Ministerpräsidentin a. D. Christine Lieberknecht

Foto: pixabay.com

Warteraum Deutschland

Bis Weihnachten soll die neue Bundesregierung gebildet sein. Das verkündete der Wahlsieger vom 26. September und derzeit aussichtsreichste Anwärter auf das Kanzleramt Olaf Scholz. Ob sich nun am Ende tatsächlich eine Ampelkoalition oder doch ein Jamaikabündnis durchsetzen wird, werden die kommenden Verhandlungen allerdings erst noch zeigen müssen. Auf jeden Fall aber scheinen sich die Ansprüche, unter denen das geschehen soll, vorgegeben von Grünen und FDP, für beide Bündnisse sehr zu gleichen. Schließlich werden beide Parteien, zwar als die jeweils kleineren Partner, zusammen aber doch jeweils stärker als Sozialdemokraten und als Union, der kommenden Regierung auf jeden Fall angehören.

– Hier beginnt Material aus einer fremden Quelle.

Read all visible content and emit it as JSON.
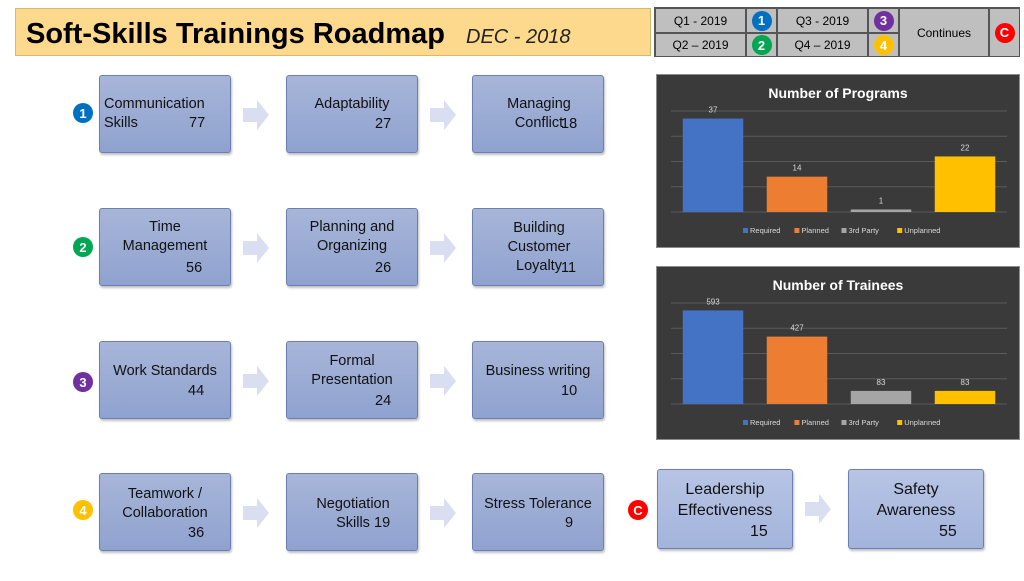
{
  "header": {
    "title": "Soft-Skills Trainings Roadmap",
    "date": "DEC - 2018"
  },
  "legend": {
    "q1": {
      "label": "Q1 - 2019",
      "badge": "1"
    },
    "q2": {
      "label": "Q2 – 2019",
      "badge": "2"
    },
    "q3": {
      "label": "Q3 - 2019",
      "badge": "3"
    },
    "q4": {
      "label": "Q4 – 2019",
      "badge": "4"
    },
    "cont": {
      "label": "Continues",
      "badge": "C"
    }
  },
  "rows": {
    "r1": {
      "badge": "1",
      "nodes": [
        {
          "label": "Communication\nSkills",
          "count": "77"
        },
        {
          "label": "Adaptability",
          "count": "27"
        },
        {
          "label": "Managing\nConflict",
          "count": "18"
        }
      ]
    },
    "r2": {
      "badge": "2",
      "nodes": [
        {
          "label": "Time\nManagement",
          "count": "56"
        },
        {
          "label": "Planning and\nOrganizing",
          "count": "26"
        },
        {
          "label": "Building\nCustomer\nLoyalty",
          "count": "11"
        }
      ]
    },
    "r3": {
      "badge": "3",
      "nodes": [
        {
          "label": "Work Standards",
          "count": "44"
        },
        {
          "label": "Formal\nPresentation",
          "count": "24"
        },
        {
          "label": "Business writing",
          "count": "10"
        }
      ]
    },
    "r4": {
      "badge": "4",
      "nodes": [
        {
          "label": "Teamwork /\nCollaboration",
          "count": "36"
        },
        {
          "label": "Negotiation\nSkills",
          "count": "19"
        },
        {
          "label": "Stress Tolerance",
          "count": "9"
        }
      ]
    },
    "cont": {
      "badge": "C",
      "nodes": [
        {
          "label": "Leadership\nEffectiveness",
          "count": "15"
        },
        {
          "label": "Safety\nAwareness",
          "count": "55"
        }
      ]
    }
  },
  "colors": {
    "q1": "#0070c0",
    "q2": "#00a651",
    "q3": "#7030a0",
    "q4": "#ffc000",
    "cont": "#ff0000",
    "required": "#4472c4",
    "planned": "#ed7d31",
    "third_party": "#a5a5a5",
    "unplanned": "#ffc000"
  },
  "chart_data": [
    {
      "type": "bar",
      "title": "Number of Programs",
      "categories": [
        "Required",
        "Planned",
        "3rd Party",
        "Unplanned"
      ],
      "values": [
        37,
        14,
        1,
        22
      ],
      "legend": [
        "Required",
        "Planned",
        "3rd Party",
        "Unplanned"
      ],
      "legend_position": "bottom",
      "ylim": [
        0,
        40
      ],
      "grid": true
    },
    {
      "type": "bar",
      "title": "Number of Trainees",
      "categories": [
        "Required",
        "Planned",
        "3rd Party",
        "Unplanned"
      ],
      "values": [
        593,
        427,
        83,
        83
      ],
      "legend": [
        "Required",
        "Planned",
        "3rd Party",
        "Unplanned"
      ],
      "legend_position": "bottom",
      "ylim": [
        0,
        640
      ],
      "grid": true
    }
  ]
}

Eine Wiederholung der „Groko“ nur unter anderem Vorzeichen als bisher, wird von allen Beteiligten derzeit ausgeschlossen. Die Stichworte für die Verhandlungen lauten „Kein weiter so“, „Koalition des Aufbruchs und der Zukunftschancen“, „Neuanfang“, „Projekt Zitrus (grün-gelb) – Hoffnung für junge Menschen“. Themen wie CO²-Neutralität, soziale und ökologische Gerechtigkeit, Chancen der Digitalisierung, Deutschlands Rolle in Europa und im globalen Wettbewerb sind nur einige der inhaltlichen Themen, um die es geht.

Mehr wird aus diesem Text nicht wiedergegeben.